Asian Shares Fall As Inflation Expectations Grow
Asian stocks ended broadly lower on Thursday as largely upbeat U.S. economic data added to optimism about the economic recovery but also raised concerns about inflation.
China’s Shanghai Composite Index ended up 20.27 points, or 0.6 percent, at 3,675.36 as traders returned to their desks after the Lunar New Year holidays. Hong Kong’s Hang Seng Index tumbled 489.67 points, or 1.6 percent, to 30,595.27.

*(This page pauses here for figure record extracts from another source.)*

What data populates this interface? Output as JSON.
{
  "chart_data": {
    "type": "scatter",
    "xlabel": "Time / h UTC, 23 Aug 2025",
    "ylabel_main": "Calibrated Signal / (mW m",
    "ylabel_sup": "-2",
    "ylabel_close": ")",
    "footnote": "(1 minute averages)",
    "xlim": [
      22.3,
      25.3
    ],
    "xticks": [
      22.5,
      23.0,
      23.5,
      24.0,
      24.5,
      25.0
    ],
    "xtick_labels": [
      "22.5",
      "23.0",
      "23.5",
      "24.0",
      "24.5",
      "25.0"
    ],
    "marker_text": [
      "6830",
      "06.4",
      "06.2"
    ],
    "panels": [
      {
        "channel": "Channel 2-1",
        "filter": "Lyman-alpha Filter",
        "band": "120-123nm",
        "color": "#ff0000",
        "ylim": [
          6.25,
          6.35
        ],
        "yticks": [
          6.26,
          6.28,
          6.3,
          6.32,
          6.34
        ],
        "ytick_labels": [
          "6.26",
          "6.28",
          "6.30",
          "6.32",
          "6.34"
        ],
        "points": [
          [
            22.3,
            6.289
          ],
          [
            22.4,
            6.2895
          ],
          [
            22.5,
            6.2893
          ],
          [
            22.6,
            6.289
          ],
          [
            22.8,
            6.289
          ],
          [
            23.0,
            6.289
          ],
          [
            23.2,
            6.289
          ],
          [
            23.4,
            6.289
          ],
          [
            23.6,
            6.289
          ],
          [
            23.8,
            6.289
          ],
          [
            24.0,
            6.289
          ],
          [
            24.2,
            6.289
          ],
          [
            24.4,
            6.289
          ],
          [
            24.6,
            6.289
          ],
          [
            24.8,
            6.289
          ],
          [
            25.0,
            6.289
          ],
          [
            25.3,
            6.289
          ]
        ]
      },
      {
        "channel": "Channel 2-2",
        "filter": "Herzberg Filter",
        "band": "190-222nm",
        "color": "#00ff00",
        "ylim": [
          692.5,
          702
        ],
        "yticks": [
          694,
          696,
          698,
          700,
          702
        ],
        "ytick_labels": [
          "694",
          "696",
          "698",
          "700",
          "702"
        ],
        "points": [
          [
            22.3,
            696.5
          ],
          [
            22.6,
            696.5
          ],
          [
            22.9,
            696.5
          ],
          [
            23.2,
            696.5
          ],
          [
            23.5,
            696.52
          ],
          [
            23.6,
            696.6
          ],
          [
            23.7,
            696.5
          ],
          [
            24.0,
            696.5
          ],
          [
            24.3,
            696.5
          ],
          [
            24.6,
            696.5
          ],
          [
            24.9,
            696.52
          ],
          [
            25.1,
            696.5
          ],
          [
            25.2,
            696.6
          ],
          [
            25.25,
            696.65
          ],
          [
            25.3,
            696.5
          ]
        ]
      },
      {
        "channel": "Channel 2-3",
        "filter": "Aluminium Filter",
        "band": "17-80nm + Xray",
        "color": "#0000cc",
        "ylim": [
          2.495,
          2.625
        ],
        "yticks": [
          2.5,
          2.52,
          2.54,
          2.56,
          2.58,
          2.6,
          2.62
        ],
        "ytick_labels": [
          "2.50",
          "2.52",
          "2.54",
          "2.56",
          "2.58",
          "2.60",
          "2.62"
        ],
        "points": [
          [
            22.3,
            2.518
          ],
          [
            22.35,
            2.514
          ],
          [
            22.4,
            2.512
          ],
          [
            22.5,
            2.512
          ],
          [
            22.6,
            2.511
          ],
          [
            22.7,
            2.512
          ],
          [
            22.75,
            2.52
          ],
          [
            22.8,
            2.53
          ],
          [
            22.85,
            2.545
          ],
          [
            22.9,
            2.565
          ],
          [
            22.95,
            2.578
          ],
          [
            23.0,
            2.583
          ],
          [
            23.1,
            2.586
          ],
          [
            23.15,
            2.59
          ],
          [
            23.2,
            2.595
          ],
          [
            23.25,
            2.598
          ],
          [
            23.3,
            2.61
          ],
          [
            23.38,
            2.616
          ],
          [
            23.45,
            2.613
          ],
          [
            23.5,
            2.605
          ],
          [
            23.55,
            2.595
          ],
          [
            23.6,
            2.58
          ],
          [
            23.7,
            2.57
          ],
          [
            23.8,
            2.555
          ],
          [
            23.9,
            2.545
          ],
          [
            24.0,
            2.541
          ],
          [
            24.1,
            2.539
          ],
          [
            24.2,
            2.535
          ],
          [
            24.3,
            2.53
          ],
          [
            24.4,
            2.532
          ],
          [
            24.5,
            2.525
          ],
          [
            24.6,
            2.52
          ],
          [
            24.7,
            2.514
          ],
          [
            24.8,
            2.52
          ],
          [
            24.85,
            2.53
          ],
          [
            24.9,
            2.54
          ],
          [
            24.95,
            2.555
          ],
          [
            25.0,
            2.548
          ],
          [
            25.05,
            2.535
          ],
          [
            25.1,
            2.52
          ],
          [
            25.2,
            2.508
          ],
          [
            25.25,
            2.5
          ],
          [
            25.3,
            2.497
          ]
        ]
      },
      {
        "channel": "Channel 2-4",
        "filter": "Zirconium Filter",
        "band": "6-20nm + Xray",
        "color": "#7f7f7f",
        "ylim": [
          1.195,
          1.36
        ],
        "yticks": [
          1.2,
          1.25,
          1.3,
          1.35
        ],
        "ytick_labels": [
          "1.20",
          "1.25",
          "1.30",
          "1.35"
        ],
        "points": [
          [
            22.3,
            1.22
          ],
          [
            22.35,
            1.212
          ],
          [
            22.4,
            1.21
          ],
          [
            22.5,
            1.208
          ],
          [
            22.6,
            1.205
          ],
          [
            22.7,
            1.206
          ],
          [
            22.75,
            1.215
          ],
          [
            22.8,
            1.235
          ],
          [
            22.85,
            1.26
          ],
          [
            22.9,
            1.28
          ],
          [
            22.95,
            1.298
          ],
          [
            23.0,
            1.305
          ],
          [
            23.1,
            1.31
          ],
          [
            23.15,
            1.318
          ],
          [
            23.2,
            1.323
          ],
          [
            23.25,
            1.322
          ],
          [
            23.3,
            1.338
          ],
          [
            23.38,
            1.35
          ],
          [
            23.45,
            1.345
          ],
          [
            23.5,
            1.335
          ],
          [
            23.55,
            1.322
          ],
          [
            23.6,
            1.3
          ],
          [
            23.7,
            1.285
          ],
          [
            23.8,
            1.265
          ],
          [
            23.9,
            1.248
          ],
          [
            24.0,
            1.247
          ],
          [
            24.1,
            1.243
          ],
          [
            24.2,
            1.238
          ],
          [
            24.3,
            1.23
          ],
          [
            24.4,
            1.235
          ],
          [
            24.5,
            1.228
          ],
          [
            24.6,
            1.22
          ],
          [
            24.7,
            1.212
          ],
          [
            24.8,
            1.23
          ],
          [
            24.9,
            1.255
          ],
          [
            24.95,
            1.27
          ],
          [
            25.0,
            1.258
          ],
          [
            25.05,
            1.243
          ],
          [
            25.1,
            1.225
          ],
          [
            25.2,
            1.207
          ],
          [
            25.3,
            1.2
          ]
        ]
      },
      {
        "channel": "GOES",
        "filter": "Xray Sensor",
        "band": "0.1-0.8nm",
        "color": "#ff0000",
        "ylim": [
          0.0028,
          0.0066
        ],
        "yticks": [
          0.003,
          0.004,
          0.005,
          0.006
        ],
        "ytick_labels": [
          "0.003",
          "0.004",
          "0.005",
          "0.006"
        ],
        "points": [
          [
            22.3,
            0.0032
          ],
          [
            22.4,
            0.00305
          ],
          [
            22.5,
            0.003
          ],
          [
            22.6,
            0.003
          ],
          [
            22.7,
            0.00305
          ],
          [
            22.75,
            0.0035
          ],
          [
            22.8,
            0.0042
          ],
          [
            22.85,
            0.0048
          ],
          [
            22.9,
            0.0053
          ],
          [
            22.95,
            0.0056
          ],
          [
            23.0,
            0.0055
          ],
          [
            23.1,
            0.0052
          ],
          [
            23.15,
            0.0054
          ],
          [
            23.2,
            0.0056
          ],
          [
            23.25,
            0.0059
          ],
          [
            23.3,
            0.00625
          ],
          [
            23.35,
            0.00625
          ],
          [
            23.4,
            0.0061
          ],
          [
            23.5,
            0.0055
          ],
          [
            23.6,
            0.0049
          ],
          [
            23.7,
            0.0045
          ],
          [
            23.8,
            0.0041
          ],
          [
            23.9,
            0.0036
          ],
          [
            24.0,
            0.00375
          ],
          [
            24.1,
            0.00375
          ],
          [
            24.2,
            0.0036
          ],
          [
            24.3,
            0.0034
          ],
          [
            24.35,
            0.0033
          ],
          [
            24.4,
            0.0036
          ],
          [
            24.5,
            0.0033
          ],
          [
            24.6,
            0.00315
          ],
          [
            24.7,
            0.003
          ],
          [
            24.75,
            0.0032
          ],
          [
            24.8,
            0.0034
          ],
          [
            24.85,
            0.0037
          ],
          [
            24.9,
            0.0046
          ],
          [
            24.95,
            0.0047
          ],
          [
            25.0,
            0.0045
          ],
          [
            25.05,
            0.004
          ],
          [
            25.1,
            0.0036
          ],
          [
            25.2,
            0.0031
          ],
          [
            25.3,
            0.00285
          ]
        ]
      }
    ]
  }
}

Japanese shares drifted lower as doubts crept in about the sustainability of the recent rally. The Nikkei 225 Index slipped 56.10 points, or 0.2 percent, to 30,236.09, reversing earlier gains. The broader Topix closed 1 percent lower at 1,941.91.
Chip-related shares underperformed, with Nidec, Renesas Electronics and Advantest falling 2-4 percent. On the positive side, Uniqlo operator Fast Retailing jumped 4.6 percent and Chugai Pharmaceutical rose 2.2 percent.
Australian markets swung between gains and losses before ending on a flat note as Facebook blocked the sharing of news in Australia and data showed the country’s jobless rate fell to 6.4 percent last month from 6.6 percent in December.
Woodside Petroleum fell 2.4 percent and Origin Energy dropped 2.2 percent after reporting disappointing results. Gold miner Newcrest gave up 1.6 percent and Northern Star Resources shed 1.3 percent after gold prices fell for a fourth straight session overnight.
Lender ANZ climbed 2.8 percent after it reported a jump in cash profits for the December quarter. Iron ore miner Fortescue Metals Group gained 1.9 percent after posting record half-year results.
Retail conglomerate Wesfarmers rose 0.6 percent after it reported a nearly 15 percent increase in its half-year profit. In the healthcare sector, CSL jumped 2.8 percent and Sonic Healthcare added 1.2 percent on well-received earnings updates.
Seoul stocks ended sharply lower on massive foreign and institutional selling stemming from concerns about inflation and surging bond yields. The benchmark Kospi tumbled 47.07 points, or 1.5 percent, to 3,086.66, extending losses for the second straight session.
Market bellwether Samsung Electronics fell 1.3 percent and No. 2 chipmaker SK Hynix declined 3.1 percent. Hyundai Motor, the country’s largest automaker, lost 3.3 percent.
New Zealand shares ended modestly lower despite solid earnings reports from the likes of Skellerup Holdings and Ebos. The benchmark NZX-50 Index dropped 40.37 points, or 0.3 percent, to 12,633.60.
U.S. stocks ended mixed overnight as upbeat data on retail sales, industrial production and producer prices added to inflation concerns and dented prospects of more stimulus.
Meanwhile, minutes from the January Fed meeting signaled the central bank is likely to leave policy unchanged for the foreseeable future.
The Dow Jones Industrial Average rose 0.3 percent to a new record closing high, while the S&P 500 finished marginally lower and the tech-heavy Nasdaq Composite index gave up 0.6 percent.